If you like knives like I do, you may be interested in a crash course on “how to make your own knife”. I bet you’ve asked yourself at least once (I surely did) how a knife is made. Making your own knife is like the ultimate level when it comes to survival. So, if you’re forced to make your own blade, to protect and to serve you, what would you do? Where would you start from?
What to Use
Modern knives are made of various qualities of steel or other alloys, plastic or various composite materials. When you’re lost in the wilderness, it would seem improbable for you to have access to cutting tools, hammers, forges and other tools and equipment necessary for forging metals. so a regular “made of steel” knife is out of the question.
That’s okay though, because the first knives were made in an era in which iron was not even discovered yet. There are certainly other ways to get the job done. The first knives are dated from the Stone Age, and they were made out of stone by our crafty ancestors.
Making a knife out of stone is not very hard at all. Practically anybody, with a little bit of practice, can build himself a cool knife by flint knapping, just like the prehistoric men did.
Flint knapping (the process of shaping stone into a tool or weapon) can be done using hammerrock tools as well as wood and bone to refine them. Obsidian, flint, and chert are common stones used in knife-making.
In theory, it’s a simple process: find a piece of rock that has the desired dimensions and hammer it with another rock until you give it a “knife like” shape. After that you must flake off the end of the “blade” to make it sharp and affix a handle on the other end and voila! That’s about it.
It only takes a few rocks and some mad skills (that you’ll acquire with practice) to make yourself a cool looking, functional knife.
What to Do
Now, here are the basic steps you need to follow when making your own knife:
1. Find your raw materials. Native Americans were experts in obsidian and flint knapping, primily because it’s readily available in many places and both are good materials for knives. As a beginner, flint is probably your best option. Both rocks are very hard and tough, they cut well and yet they’re pretty easy to carve and to bring them to the desired shape. The bigger the initial rock, the larger the blade will be.
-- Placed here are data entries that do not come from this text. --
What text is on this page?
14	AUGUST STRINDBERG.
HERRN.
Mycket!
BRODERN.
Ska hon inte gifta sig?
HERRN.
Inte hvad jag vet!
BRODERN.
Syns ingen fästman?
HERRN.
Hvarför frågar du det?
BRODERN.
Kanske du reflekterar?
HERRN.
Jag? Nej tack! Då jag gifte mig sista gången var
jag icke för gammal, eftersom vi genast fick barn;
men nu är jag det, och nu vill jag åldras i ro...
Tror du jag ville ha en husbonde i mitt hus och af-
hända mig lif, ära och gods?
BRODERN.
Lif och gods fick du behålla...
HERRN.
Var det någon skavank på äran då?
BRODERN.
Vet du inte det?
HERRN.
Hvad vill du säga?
Geology rocks folks! Knowing which rock is what when it comes to stones could prove very useful in a survival situation, so get your facts straight and learn how to distinguish between different types of rock. For example, obsidian looks like black glass, because it’s actually solidified magma, and it’s pretty hard to find. Flint on the other hand is more common. As a general rule of thumb, creeks are abundant in high quality rocks for making blades, so that’s where you should take a look first.
2. Find yourself a hammerstone, which is actually a medium sized rock that you will be using for striking off the blades. The hammer stone should be as closed to a spherical shape as possible.
3. Use the hammer stone to strike the edge of the rock (the future knife) and if you strike well, the force of the strike will shatter the bottom of the rock, creating a blade like profile. It’s hard to explain; all you need is practice.
4. Be careful when hitting the rock. Rock shrapnel may hurt your eyes. Also avoid hitting your fingers. Don’t hit too hard; go nice and easy and have patience at all times.
5. Use a piece of wood or your hammerrock to polish the blade til it’s sharp.
6. After the job’s done, you’ll have to add a handle to the sharp flint blade. You can use a piece of wood for that, affixed with wire or something improvised from your own clothes.
Don’t worry, if our ancestors could do it, so can we. All it takes is practice and patience.